South Carolina-based Geechee Energy announced in March that it will build a wood fuel pellet plant at Millen, expected to create another 50-70 jobs.
But Jenkins Correctional Center is now Jenkins County's largest privately owned permanent employer. It has an annual payroll of about $6.5 million.
"I guess staff probably spend as much or more locally than the facility does, in the restaurants, on gas, having work done on vehicles and such stuff as that in the course of the day," said Jenkins Correctional Center Warden Ralph Kemp.
The prison does as much purchasing locally as it can, he said, acknowledging that CCA handles some purchasing on a national basis.
But hiring is done locally, and the prison staff members participate regularly in job fairs in the region, such as the Eighth Annual Career Expo that was held June 26 at Georgia Regents University in Augusta.
The prison also participates in job fairs with Ogeechee Technical College and Georgia Southern University and at military bases.
"We try to make all of them in about a 50-mile radius," Kemp said.
More than half of those 205 jobs are held by correctional officers. But, in addition to the doctor and dentist, some other professionals on staff are nine nurses, nine caseworkers, addiction and rehabilitation counselors, and several academic and vocational teachers, including a plumbing instructor. There's a six-member maintenance team, and a safety and sanitation officer.
CCA operates the prison on contract to the Georgia Department of Corrections, but just one Corrections Department employee, called an onsite contract monitor, works at the prison on a regular basis, said the prison's public information officer, Chris Hobbs. All other employees work for CCA.
They are trained to the same standards as Department of Corrections, and sometimes receive additional training, Kemp said. The correctional officers, like those employed by the state, take basic training Peace Officer Standards & Training facilities.
Taxes and utilities
In an email answering questions about the prison's economic impact, Corrections Corporation of America stated that last year the Jenkins Correctional Center provided $995,000 in "utility use and fees," spent about $620,000 locally for goods and services and paid approximately $543,000 in property taxes.
Interviewed separately, Jenkins County interim Tax Commissioner Tina Burke calculated that CCA paid $460,747 in 2013 property tax. This followed an appeal and adjustment of the valuation on the main prison property from $65.9 million to slightly under $46.5 million, now shown as the 2014 value in a searchable database for the Jenkins County Assessors' Office.
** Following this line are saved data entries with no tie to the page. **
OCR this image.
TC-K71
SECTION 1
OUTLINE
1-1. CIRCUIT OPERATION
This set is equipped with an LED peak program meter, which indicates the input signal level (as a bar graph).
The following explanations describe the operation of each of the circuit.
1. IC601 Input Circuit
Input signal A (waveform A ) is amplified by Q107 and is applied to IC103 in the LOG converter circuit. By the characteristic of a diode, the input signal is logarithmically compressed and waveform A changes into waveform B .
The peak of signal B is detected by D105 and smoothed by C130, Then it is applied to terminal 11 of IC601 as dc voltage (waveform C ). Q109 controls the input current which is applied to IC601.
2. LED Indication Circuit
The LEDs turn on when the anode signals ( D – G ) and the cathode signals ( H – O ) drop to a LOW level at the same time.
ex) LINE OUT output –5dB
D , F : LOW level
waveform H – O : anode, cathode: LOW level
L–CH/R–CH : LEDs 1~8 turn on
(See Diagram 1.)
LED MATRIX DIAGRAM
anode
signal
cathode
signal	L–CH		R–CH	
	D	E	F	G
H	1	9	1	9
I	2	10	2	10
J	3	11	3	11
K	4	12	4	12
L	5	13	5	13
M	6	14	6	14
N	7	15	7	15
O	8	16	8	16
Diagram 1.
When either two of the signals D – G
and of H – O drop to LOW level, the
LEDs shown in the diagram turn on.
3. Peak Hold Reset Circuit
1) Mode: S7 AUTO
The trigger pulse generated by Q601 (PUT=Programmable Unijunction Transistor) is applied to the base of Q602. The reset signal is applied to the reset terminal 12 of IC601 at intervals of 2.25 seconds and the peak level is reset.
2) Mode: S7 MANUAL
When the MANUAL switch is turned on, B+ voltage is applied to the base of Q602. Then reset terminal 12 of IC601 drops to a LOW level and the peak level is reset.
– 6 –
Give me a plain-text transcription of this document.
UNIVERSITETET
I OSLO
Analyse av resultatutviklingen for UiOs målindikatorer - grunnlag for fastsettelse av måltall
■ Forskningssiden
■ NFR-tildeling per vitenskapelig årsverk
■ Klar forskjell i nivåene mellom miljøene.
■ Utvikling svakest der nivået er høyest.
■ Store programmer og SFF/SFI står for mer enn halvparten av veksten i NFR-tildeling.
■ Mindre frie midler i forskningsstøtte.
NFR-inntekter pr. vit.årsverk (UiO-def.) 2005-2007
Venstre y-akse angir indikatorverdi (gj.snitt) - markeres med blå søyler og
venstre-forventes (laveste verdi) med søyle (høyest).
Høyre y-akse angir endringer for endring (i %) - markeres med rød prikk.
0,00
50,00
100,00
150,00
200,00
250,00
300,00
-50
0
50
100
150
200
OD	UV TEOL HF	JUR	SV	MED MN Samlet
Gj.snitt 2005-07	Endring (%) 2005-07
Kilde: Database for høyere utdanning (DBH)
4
By either total, the prison is a major revenue source for Jenkins County and its school system.
"We pay property taxes whereas state facilities don't," said Kemp. "That's a big boon for the community."
Although the county commissioners have not reduced the property tax millage with the infusion of revenue from the prison, they haven't had to raise the rate or trim services, Jenkins County Administrator Grady Saxon said.
"It has had a major impact on the economy," he said. "It's created a good addition to the tax base and provided some jobs for local citizens as well."
Tattnall County, home to three state-owned prisons - Georgia State Prison, Smith State Prison and Rogers State Prison - receives no impact fees or other payments in lieu of taxes. The prisons' property amounts to about 10,000 acres with probably $100 million worth of buildings, observed Tattnall County Manager Frank Murphy.
"We are proud of the jobs, and it's part of our infrastructure, but if it was private-owned, that would be almost half of our budget in taxes," Murphy said.
Jenkins Correctional Center is one of four privately owned prisons operated under contract to the Georgia Department of Corrections.